Tender is the Night
1934 novel by F. Scott Fitzgerald
Tender is the Night (1934) by F. Scott Fitzgerald is the story of the relationship of Dick Diver, a promising young psychoanalyst and his wife, Nicole, who is also one of his patients. It is commonly assumed that the plot is modeled on the author's own life and his relationship with his wife Zelda, who struggled with mental illness throughout their marriage.
Quotes
edit- To be included in Dick Diver’s world for a while was a remarkable experience: people believed he made special reservations about them, recognizing the proud uniqueness of their destinies, buried under the compromises of how many years. He won everyone quickly with an exquisite consideration and a politeness that moved so fast and intuitively that it could be examined only in its effect. Then, without caution, lest the first bloom of the relation wither, he opened the gate to his amusing world. So long as they subscribed to it completely, their happiness was his preoccupation, but at the first flicker of doubt as to its all-inclusiveness he evaporated before their eyes, leaving little communicable memory of what he had said or done.
- Book I, Ch. 7
- Nicole was the product of much ingenuity and toil. For her sake trains began their run at Chicago and traversed the round belly of the continent to California; chicle factories fumed and link belts grew link by link in factories; men mixed toothpaste in vats and drew mouthwash out of copper hogsheads; girls canned tomatoes quickly in August or worked rudely at Five-and-Tens on Christmas Eve; half-breed Indians toiled on Brazilian coffee plantations and dreamers were muscled out of patent rights in new tractors — these were some of the people who gave a tithe to Nicole, and as the whole system swayed and thundered onward it lent a feverish bloom to such processes of hers as wholesale buying, like a flush of a fireman’s face holding his post before a spreading blaze. She illustrated very simple principles, containing in herself her own doom, but illustrated them so accurately that there was grace in the procedure, and presently Rosemary would try to imitate it.
- Book I, Ch. 12
- All my beautiful lovely safe world blew itself up here with a great gust of high explosive love.
- Book I, Ch. 13
- I like France, where everybody thinks he’s Napoleon — down here everybody thinks he’s Christ.

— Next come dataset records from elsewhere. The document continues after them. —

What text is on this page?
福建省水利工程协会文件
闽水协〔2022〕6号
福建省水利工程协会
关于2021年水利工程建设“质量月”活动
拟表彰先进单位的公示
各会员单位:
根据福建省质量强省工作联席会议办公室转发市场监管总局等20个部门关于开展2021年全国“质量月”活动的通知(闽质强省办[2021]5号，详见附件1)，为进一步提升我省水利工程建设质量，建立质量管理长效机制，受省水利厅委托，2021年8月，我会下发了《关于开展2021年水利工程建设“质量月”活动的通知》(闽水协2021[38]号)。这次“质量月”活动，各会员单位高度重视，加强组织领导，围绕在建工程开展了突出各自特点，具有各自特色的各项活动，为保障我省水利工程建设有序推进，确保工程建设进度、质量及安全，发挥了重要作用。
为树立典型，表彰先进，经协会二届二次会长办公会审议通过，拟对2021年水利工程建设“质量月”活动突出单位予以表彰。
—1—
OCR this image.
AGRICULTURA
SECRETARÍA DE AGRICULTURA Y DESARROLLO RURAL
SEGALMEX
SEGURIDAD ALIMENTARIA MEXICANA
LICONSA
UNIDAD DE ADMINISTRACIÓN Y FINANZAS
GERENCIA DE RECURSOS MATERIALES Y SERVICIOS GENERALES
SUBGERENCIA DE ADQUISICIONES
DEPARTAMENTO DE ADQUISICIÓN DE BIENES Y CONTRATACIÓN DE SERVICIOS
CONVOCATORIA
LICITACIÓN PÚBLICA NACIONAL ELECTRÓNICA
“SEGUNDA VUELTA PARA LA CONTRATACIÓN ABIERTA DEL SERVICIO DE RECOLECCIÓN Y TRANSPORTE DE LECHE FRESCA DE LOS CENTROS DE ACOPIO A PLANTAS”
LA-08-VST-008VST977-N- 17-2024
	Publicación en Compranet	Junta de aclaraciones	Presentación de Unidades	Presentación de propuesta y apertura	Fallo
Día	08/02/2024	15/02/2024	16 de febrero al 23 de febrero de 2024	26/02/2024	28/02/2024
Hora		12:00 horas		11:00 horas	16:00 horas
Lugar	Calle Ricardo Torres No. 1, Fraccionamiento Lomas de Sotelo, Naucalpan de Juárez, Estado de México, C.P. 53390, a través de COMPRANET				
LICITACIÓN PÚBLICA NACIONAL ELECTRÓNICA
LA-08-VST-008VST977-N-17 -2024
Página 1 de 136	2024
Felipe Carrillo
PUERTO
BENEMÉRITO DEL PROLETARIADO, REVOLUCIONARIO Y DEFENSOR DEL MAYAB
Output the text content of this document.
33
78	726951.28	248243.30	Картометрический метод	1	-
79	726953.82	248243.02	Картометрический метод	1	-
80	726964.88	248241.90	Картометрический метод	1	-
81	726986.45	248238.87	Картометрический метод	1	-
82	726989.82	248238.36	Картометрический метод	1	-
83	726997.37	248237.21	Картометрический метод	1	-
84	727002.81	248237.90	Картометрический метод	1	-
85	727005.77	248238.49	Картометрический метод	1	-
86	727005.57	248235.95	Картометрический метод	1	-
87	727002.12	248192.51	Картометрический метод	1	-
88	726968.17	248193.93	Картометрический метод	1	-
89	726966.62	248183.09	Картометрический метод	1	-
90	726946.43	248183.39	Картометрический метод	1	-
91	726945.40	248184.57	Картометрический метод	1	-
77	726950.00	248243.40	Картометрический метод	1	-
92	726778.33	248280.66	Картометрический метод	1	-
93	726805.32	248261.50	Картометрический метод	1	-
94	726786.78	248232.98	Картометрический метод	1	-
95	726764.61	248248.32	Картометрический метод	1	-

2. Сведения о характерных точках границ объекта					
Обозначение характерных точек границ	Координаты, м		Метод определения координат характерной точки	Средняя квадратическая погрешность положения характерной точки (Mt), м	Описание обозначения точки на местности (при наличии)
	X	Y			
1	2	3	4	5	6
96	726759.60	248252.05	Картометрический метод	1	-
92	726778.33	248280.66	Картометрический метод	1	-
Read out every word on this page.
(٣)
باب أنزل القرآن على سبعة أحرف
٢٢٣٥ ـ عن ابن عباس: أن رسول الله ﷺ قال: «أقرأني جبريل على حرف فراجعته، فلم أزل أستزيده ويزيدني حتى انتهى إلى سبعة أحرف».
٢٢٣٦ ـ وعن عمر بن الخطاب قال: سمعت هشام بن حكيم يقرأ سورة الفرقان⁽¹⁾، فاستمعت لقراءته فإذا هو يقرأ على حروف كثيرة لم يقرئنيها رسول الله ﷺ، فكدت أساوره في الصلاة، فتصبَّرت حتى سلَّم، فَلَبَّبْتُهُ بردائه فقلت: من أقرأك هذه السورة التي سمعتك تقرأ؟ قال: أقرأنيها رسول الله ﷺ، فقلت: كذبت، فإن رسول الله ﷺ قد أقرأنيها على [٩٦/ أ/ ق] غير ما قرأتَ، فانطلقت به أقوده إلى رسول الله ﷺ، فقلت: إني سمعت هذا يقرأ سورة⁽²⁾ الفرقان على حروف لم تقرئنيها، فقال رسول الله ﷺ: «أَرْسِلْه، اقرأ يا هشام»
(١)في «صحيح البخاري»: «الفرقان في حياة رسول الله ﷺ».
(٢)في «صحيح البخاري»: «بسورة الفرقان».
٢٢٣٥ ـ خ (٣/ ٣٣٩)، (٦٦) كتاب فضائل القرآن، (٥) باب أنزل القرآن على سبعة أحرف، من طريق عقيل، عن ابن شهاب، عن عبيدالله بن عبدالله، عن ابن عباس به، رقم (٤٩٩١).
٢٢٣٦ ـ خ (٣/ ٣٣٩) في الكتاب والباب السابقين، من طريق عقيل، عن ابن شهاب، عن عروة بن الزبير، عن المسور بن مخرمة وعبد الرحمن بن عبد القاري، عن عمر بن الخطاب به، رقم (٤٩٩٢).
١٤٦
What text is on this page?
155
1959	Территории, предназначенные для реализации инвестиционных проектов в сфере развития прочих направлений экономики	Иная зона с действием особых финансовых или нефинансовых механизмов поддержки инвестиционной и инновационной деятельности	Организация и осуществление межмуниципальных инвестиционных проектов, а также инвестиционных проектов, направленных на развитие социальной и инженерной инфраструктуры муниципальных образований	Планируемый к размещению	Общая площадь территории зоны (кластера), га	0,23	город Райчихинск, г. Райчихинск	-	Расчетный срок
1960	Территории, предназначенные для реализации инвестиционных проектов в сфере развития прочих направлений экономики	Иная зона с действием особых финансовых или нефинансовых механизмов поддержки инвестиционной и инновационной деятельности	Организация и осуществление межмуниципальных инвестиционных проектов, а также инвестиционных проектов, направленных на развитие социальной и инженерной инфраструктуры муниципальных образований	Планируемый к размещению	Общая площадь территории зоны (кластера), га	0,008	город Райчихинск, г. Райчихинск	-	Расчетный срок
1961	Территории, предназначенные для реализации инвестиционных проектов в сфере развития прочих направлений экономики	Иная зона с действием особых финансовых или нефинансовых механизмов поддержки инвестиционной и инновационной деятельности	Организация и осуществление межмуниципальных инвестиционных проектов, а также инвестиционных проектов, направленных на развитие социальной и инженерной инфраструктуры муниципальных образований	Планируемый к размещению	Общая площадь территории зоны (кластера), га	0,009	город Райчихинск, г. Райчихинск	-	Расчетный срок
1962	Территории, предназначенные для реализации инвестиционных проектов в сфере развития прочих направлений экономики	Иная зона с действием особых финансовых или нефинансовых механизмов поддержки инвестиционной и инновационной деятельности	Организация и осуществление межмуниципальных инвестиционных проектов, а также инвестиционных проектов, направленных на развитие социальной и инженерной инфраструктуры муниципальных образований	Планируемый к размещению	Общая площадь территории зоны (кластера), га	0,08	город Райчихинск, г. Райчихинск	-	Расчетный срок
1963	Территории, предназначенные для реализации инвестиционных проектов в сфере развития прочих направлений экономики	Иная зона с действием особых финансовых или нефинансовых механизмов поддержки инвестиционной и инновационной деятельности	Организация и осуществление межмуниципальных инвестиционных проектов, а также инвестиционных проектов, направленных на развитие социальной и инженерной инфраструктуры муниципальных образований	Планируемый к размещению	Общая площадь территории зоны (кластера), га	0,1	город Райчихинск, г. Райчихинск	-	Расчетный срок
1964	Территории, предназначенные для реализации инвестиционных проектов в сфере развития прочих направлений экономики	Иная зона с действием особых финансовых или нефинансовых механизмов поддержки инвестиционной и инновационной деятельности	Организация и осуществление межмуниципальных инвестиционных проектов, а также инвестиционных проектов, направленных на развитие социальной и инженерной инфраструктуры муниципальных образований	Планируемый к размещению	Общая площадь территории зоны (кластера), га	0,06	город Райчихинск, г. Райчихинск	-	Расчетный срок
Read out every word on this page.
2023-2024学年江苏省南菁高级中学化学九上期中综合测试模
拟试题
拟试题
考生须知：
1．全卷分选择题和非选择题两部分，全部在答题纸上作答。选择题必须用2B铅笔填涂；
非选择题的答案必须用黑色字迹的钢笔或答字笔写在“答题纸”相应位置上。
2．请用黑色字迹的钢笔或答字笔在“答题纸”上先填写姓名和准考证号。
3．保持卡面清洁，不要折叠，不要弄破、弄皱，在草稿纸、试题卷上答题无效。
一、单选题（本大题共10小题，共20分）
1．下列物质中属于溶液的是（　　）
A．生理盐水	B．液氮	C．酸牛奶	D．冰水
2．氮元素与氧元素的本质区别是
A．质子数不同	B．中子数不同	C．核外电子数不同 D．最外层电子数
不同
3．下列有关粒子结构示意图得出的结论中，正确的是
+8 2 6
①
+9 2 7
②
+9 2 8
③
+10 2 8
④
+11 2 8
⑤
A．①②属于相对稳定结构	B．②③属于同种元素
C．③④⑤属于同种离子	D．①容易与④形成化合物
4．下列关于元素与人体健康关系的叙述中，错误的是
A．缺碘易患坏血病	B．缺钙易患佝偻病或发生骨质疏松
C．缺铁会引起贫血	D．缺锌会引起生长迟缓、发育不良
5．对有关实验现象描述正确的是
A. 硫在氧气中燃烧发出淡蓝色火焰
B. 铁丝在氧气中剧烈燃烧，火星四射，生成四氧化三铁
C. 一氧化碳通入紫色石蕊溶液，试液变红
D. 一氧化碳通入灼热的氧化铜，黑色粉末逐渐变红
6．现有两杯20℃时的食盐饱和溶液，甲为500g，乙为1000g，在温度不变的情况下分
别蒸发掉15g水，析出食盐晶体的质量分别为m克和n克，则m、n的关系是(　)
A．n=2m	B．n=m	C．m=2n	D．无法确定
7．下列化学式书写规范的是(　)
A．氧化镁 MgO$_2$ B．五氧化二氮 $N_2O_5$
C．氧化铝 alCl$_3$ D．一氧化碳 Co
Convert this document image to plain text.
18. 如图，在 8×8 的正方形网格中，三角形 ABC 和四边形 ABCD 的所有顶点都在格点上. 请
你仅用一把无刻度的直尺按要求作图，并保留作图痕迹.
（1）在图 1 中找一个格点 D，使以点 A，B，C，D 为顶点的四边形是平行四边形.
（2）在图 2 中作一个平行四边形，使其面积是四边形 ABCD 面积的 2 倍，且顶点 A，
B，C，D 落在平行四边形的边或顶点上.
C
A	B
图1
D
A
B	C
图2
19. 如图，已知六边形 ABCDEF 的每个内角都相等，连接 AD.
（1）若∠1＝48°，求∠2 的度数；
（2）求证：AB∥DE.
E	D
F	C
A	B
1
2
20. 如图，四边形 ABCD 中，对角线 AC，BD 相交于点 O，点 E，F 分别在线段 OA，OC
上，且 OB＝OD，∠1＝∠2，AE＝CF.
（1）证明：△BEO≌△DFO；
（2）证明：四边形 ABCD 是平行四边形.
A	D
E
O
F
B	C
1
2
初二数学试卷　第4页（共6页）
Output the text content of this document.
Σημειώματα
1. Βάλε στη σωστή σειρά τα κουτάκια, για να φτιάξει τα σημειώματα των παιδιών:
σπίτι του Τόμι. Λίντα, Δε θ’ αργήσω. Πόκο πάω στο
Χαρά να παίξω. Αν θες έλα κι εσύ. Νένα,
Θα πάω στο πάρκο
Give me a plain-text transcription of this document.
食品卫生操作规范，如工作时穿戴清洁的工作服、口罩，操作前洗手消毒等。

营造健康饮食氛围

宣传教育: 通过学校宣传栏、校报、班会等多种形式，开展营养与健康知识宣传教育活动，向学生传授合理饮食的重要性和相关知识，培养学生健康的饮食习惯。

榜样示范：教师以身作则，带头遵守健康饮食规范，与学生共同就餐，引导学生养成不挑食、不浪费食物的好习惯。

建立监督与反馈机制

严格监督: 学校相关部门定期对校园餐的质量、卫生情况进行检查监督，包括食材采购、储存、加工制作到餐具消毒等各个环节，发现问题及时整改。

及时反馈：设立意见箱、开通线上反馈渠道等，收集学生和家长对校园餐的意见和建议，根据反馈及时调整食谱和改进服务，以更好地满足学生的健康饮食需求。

- Dick on Italy, in Book IV, Ch. 10
- An overwhelming desire to help, or to be admired, came over him.
- Book II, Ch. 19
- One writes of scars healed, a loose parallel to the pathology of the skin, but there is no such thing in the life of an individual. There open wounds, shrunk sometimes to the size of a pinprick, but wounds still. The marks of suffering are more comparable to the loss of a finger, or of the sight of an eye. We may not miss them, either, for one minute in a year, but if we should there is nothing to be done about it.
- Book III, Ch. 13
- "Think how you love me," she whispered. "I don’t ask you to love me always like this, but I ask you to remember. Somewhere inside me there’ll always be the person I am to-night."
- Nicole
- "The strongest guard is placed at the gateway to nothing," he said. "Maybe because the condition of emptiness is too shameful to be divulged."
- Dick Diver
- Sometimes it is harder to deprive oneself of a pain than of a pleasure.
- Either you think — or else others have to think for you and take power from you, pervert and discipline your natural tastes, civilize and sterilize you.